Saturday, October 10, 2015

10/10/15: What, When, If the $7 trillion SWFs Gorilla Moves?


Remember this bit about Central Banks' reserves taking a dip globally? And now consider this, about Sovereign Wealth Funds shrinking their income/assets. The alarmism is premature, as the article explain, since SWFs are (1) big, (2) likely to see return to inflows of funds once oil and broader commodities prices recover, and (3) longer-term investment vehicles with broad mandates. Which implies there is not so much panic looming from SWFs downsizing their holdings (selling assets).

But the key is in the second order effects: as long as oil prices remain low, SWFs are not going to be active buyers of assets in the near term (so demand base for assets is taking a knock down, currently being obscured by the Central Banks' demand in some areas - e.g. Euro area, and/or by leveraged plays and carry trades still available on foot of Central Banks (more limited) adventurism. Which means that any 'normalisation' in monetary policies today is likely to coincide with a period of subdued demand from the SWFs for assets.
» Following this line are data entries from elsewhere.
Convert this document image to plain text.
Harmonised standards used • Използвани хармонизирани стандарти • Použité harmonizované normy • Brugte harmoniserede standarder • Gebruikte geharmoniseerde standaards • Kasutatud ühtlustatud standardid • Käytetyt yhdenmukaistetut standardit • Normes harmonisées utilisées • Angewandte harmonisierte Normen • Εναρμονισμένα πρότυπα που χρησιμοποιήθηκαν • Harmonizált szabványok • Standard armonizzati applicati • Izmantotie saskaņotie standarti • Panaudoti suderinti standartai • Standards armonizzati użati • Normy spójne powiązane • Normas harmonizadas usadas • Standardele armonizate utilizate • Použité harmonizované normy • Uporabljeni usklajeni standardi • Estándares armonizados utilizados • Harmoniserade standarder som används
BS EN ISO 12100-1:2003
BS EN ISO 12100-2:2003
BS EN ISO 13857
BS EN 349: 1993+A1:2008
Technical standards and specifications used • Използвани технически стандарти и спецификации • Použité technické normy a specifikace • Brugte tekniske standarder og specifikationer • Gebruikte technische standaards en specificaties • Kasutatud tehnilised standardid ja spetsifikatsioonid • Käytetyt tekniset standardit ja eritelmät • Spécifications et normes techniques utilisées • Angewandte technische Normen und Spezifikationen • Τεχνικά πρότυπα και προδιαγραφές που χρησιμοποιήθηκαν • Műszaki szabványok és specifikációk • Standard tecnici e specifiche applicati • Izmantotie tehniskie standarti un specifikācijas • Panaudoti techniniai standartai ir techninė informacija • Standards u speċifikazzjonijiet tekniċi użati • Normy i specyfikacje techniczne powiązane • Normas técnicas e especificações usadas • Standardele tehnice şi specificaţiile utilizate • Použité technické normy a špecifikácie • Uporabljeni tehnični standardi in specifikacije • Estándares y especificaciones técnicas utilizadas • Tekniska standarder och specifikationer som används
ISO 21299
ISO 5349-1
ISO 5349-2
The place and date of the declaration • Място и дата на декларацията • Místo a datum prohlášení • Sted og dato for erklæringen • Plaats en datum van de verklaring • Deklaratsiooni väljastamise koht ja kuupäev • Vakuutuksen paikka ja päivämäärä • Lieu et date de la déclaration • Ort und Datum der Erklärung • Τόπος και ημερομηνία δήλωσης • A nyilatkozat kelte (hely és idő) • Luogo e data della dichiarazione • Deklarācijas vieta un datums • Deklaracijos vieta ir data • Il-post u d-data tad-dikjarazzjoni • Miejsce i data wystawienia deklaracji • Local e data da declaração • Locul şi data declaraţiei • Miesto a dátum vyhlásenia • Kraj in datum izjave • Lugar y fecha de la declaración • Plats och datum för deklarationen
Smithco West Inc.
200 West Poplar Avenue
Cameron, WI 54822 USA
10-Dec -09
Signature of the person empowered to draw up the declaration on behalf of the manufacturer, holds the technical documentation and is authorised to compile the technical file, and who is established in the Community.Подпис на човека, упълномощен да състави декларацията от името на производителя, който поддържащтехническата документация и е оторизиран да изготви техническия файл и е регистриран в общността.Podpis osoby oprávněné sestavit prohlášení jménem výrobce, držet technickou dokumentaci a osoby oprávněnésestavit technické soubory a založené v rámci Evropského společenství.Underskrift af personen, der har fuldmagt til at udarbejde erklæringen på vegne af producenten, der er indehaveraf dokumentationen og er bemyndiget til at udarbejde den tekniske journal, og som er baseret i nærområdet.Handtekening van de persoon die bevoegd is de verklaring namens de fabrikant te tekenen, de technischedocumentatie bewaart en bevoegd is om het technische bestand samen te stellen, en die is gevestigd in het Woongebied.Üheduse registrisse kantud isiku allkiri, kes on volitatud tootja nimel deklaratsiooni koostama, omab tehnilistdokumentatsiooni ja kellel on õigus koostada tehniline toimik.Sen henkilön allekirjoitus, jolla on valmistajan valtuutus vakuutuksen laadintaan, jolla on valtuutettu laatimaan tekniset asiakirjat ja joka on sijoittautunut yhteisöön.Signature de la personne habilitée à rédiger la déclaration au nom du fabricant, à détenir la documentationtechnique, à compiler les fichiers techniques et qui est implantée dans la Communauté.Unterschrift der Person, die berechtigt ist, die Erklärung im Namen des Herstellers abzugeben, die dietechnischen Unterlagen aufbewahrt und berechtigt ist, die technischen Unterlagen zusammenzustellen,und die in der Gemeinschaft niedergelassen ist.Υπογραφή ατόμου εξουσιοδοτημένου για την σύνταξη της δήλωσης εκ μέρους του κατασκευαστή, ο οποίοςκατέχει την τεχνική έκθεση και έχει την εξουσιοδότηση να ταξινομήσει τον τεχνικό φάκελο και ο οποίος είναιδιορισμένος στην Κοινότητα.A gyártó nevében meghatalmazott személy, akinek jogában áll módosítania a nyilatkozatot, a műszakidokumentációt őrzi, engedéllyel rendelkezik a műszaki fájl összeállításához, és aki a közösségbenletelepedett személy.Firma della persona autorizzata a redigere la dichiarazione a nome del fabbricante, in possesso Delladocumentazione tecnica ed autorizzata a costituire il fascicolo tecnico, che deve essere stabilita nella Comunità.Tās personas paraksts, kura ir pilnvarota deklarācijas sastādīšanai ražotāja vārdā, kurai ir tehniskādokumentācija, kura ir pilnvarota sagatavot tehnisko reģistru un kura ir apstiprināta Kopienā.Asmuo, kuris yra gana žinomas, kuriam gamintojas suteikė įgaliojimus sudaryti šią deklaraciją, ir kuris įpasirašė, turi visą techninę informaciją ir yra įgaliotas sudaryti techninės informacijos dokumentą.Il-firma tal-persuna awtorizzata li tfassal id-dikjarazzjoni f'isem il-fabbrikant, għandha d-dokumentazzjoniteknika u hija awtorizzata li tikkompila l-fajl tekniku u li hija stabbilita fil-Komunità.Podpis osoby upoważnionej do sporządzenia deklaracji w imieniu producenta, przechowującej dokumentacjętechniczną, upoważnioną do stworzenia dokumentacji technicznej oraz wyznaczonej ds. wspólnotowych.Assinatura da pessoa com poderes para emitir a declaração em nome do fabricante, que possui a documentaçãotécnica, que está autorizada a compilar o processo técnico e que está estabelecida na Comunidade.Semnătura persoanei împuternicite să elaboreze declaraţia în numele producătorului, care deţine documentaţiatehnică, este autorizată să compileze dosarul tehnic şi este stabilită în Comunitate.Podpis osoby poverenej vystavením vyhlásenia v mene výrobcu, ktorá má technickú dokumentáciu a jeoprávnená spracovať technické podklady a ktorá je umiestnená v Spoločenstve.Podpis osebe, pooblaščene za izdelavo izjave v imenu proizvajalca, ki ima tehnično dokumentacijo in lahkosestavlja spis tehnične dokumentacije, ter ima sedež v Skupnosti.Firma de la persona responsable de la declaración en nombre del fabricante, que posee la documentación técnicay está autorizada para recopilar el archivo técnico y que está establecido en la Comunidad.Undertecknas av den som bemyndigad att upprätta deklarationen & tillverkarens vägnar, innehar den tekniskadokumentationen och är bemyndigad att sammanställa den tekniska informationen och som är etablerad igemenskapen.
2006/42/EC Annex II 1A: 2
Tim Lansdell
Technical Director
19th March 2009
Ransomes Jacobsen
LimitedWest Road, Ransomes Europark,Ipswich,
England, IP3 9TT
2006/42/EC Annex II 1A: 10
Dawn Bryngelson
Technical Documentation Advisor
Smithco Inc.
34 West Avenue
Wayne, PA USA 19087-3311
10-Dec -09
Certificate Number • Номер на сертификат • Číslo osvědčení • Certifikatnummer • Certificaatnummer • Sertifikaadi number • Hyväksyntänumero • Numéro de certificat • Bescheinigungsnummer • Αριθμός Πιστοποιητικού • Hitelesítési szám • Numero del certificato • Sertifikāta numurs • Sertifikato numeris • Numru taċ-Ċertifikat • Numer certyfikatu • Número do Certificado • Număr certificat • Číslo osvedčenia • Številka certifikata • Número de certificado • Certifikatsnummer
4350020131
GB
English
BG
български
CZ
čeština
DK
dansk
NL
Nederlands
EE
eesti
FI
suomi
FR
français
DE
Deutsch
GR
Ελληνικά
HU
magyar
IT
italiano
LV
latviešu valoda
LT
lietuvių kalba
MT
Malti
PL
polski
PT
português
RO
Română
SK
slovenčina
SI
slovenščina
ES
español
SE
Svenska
And that is pesky enough of a problem to worry anyone in the markets.

Beyond this concern, note two other problems arising from the current oil price slump:

  1. SWFs, having parked their buying for now, are becoming less predictable per strategy they might take when prices do recover (the longer the period of oil prices slump, the higher is uncertainty); and
  2. How the future balancing between liquidity risk and returns going to play across the SWFs strategy (again, the longer the period of low oil prices, the more likely exit from the oil price slump will entail SWFs pursuing less risk-loaded assets and opting for greater safety - a sort of precautionary savings motive for the SWFs).